Das ägyptische Verfassungsgericht hat dem von Islamisten dominierten Oberhaus des Parlaments die Legitimität abgesprochen. Es erklärte am Sonntag in Kairo das Wahlrecht, auf dessen Grundlage der Schura-Rat gewählt wurde, für nicht verfassungsgemäß. Allerdings soll die Kammer bis zur Wahl eines neuen Unterhauses bestehen bleiben.
Der Schura-Rat nimmt derzeit allein die Rolle des Parlaments ein, da im Sommer des vergangenen Jahres bereits das Unterhaus wegen formaler Fehler im Wahlgesetz aufgelöst worden war. Dem Gremium gehören großteils Anhänger der Muslimbruderschaft oder radikal-islamistische Salafisten an.
Verfassungsgebende Versammlung ist ungültig
Präsident Mohammed Mursi hatte eigentlich Parlamentswahlen für April geplant. Die wurden jedoch nach Boykottaufrufen der Opposition und der innenpolitischen Krise in dem Land am Nil auf unbestimmte Zeit verschoben. Das Verfassungsgericht erklärte ferner die Verfassungsgebende Versammlung für ungültig, die im Winter das neue Grundgesetz erarbeitet hatte. Die neue Verfassung räumt islamischen Religionsgelehrten in Ägypten mehr Befugnisse ein und wurde bei einem Referendum mehrheitlich angenommen.
Der Schura-Rat ist die zweite Kammer des ägyptischen Parlaments. Er hat traditionell vor allem beratende Funktion.

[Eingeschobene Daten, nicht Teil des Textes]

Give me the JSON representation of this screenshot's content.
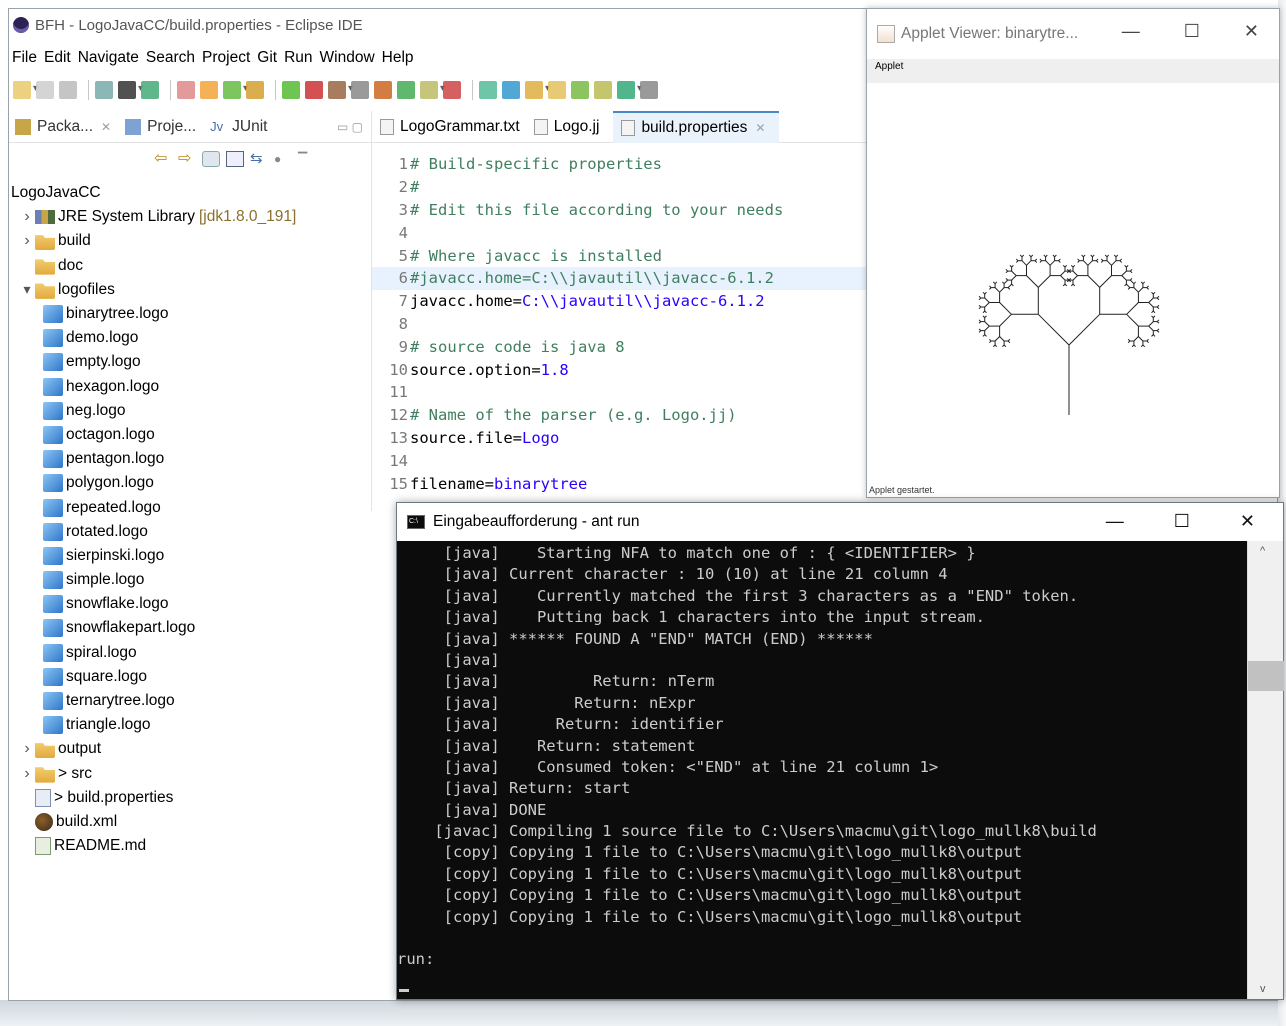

Nach dem Sturz des Langzeitpräsidenten Husni Mubarak im Februar 2011 wurde daher über seine Abschaffung diskutiert. Doch vor fünf Monaten bekam der Schura-Rat, der seit der Wahl nach Mubaraks Sturz von Islamisten beherrscht wird, plötzlich gesetzgeberische Macht.
Mit Inkrafttreten der neuen Verfassung wurden ihm vorübergehend die parlamentarischen Befugnisse übertragen. Denn eine richtige Legislative gab es in Ägypten nicht mehr seit ein Gericht im Sommer 2012 die Auflösung des Unterhauses hatte.